When Sarah walked in, I had just finished puréeing three pounds of tiny two-bite tomatoes from one of my favorite stalls at the farmer’s market, tomatoes that I had ripened on the countertop for three days, and the pressing question was – to pulp or not to pulp?
THAT brought me back to a tomato dilemma I’ve faced dozens of times: when cooking with fresh tomatoes, some chefs choose to ditch the seeds and skin. The idea is to avoid a situation where a sauce is silky and smooth but with little islands of tomato skins and seeds floating around and interfering with the texture. But is it really necessary to get rid of seeds and skins? And how will I get rid of them – strain them out before cooking or after? And how long is this going to take? (Life’s big questions, I know.)

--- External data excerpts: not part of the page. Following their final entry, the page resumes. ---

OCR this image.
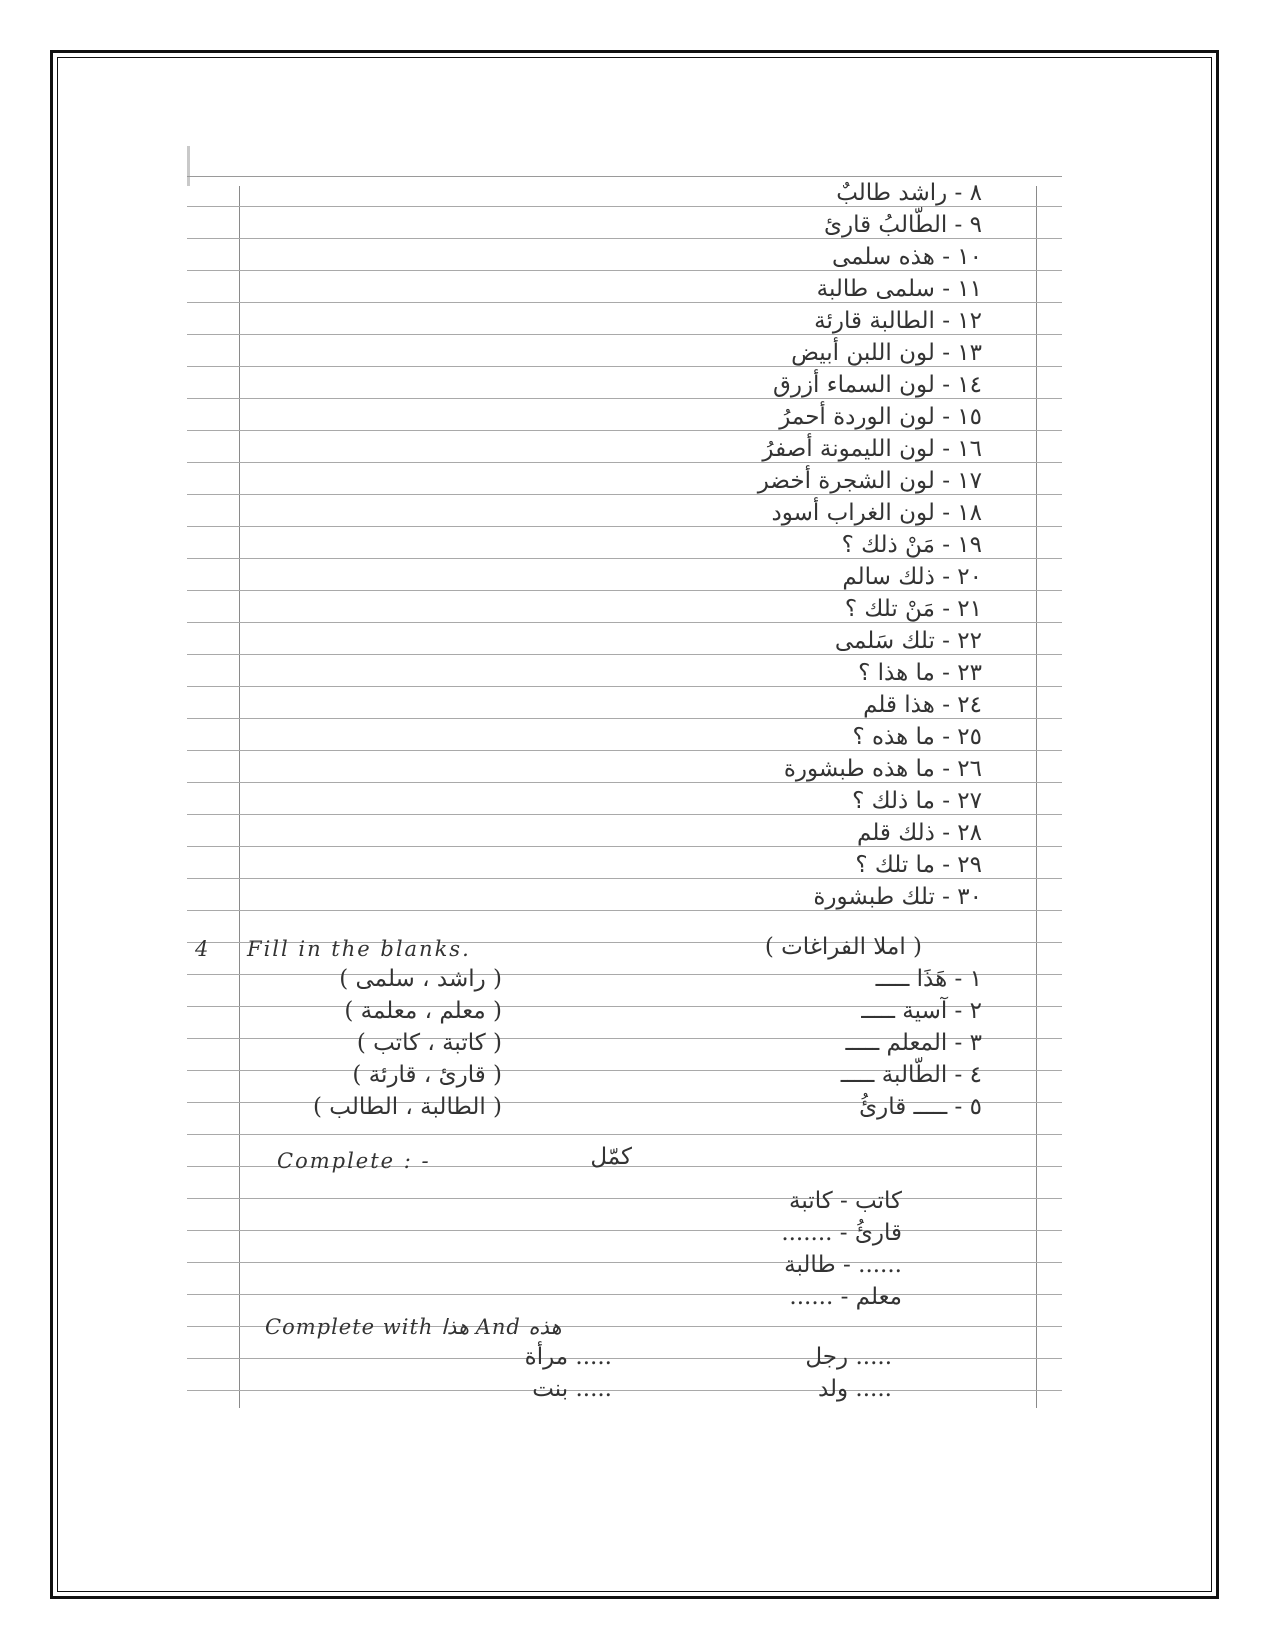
٨ - راشد طالبٌ
٩ - الطّالبُ قارئ
١٠ - هذه سلمى
١١ - سلمى طالبة
١٢ - الطالبة قارئة
١٣ - لون اللبن أبيض
١٤ - لون السماء أزرق
١٥ - لون الوردة أحمرُ
١٦ - لون الليمونة أصفرُ
١٧ - لون الشجرة أخضر
١٨ - لون الغراب أسود
١٩ - مَنْ ذلك ؟
٢٠ - ذلك سالم
٢١ - مَنْ تلك ؟
٢٢ - تلك سَلمى
٢٣ - ما هذا ؟
٢٤ - هذا قلم
٢٥ - ما هذه ؟
٢٦ - ما هذه طبشورة
٢٧ - ما ذلك ؟
٢٨ - ذلك قلم
٢٩ - ما تلك ؟
٣٠ - تلك طبشورة
4 Fill in the blanks.	( املا الفراغات )
١ - هَذَا ـــــ
( راشد ، سلمى )
٢ - آسية ـــــ
( معلم ، معلمة )
٣ - المعلم ـــــ
( كاتبة ، كاتب )
٤ - الطّالبة ـــــ
( قارئ ، قارئة )
٥ - ـــــ قارئُ
( الطالبة ، الطالب )
Complete : -	كمّل
كاتب - كاتبة
قارئُ - .......
...... - طالبة
معلم - ......
Complete with هذا And هذه
..... رجل
..... مرأة
..... ولد
..... بنت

I had already put the skin and seeds through the Ninja (yes, the blender from the infomercials) and pushed it through a fine mesh sieve three times. Before me were a little bowl of pulpy seeds and an enormous bowl of foamy, velvety tomato juice. This was the ideal tomato situation, the one I had been trying to be patient enough to arrive at for 5 years. I had the delicate juices completely separated from the skins and seeds. And now I was questioning it.
The seeds and skins just looked so…good. And while I am definitely going to turn that foamy tomato sauce into a sorbet next time (as Sarah says: anything can be sorbeted), this time I cut my losses and dumped the pulp right back in. I mean why waste any summer tomato?
As for the cooking of these gems.
“Only cook something so long as cooking improves it.”
A motto I heard in my early days of cooking.
The raw food community would probably take that advice as a reason to never cook anything ever, for lots of nutritional reasons having to with vitamins and minerals, but I tend to believe that most foods can stand a little transformation. And if we’re being honest, I choose flavor before calories on most days anyway.
That maxim put in my head the image of a flavor arch, in which the flavor gets better and better as the cooking time continues, and then it starts to plummet rapidly. Basically, it means “don’t overcook things,” but the implication is that every ingredient has a different cooking arch, and it is the cook’s responsibility to notice when a flavor is plateauing.
With the freshest summer tomatoes, I thought the flavor arch would take a sharp downturn if I cooked them a moment too long (or at too high a temperature).
So instead of simmering for 40 minutes or more, like many tomato sauces, this barely cooked fresh tomato sauce relies on the salted butter and an onion to bring out the natural sweetness. I only let it simmer for a few moments before tossing it with starchy noodles. The whole dish makes for a lighter summer pasta that doesn’t make you feel like a hot ripe fruit yourself.
As the clock ticked towards 2:00 and Sarah and Shorty and I spooned the last bits of sauce up from our bowls, we also decided that this sauce would play well with little pasta shapes, the kind you can catch in a big spoonful of sauce. A shape with lots of ridges to grab the liquidy sauce, like radiatore, bowties, shells, or something ruffly. Next time.
Warm 3-Ingredient Tomato Sauce with Pasta
3 lbs. small, juicy tomatoes, very ripe
6 Tablespoons salted butter
1 small white onion, chopped in half and peeled
1 lb. pasta (small shapes recommended)
Salt & fresh-cracked pepper
Optional: fresh-grated parmesan, fresh chopped parsley, and olive oil for garnish
1. Bring a large pot of salted water to a boil
2. In a food processor, purée the tomatoes until they are liquified.
3. In a medium pot, combine tomatoes, butter (you can leave it one block), and onion. Bring to a very gentle simmer for 5-7 minutes. Season with salt as needed.
4. Meanwhile, cook pasta to al dente according to package instructions.
5. Using tongs or a slotted spoon, lift pasta out of the water (do not pour over sink) and into a bowl. Pour about half the sauce over the pasta and gently toss with tongs. Serve in four bowls, and top each bowl with ladles of the remaining sauce.
Optional: top each bowl with a sprinkle of parmesan, parsley, and/or olive oil.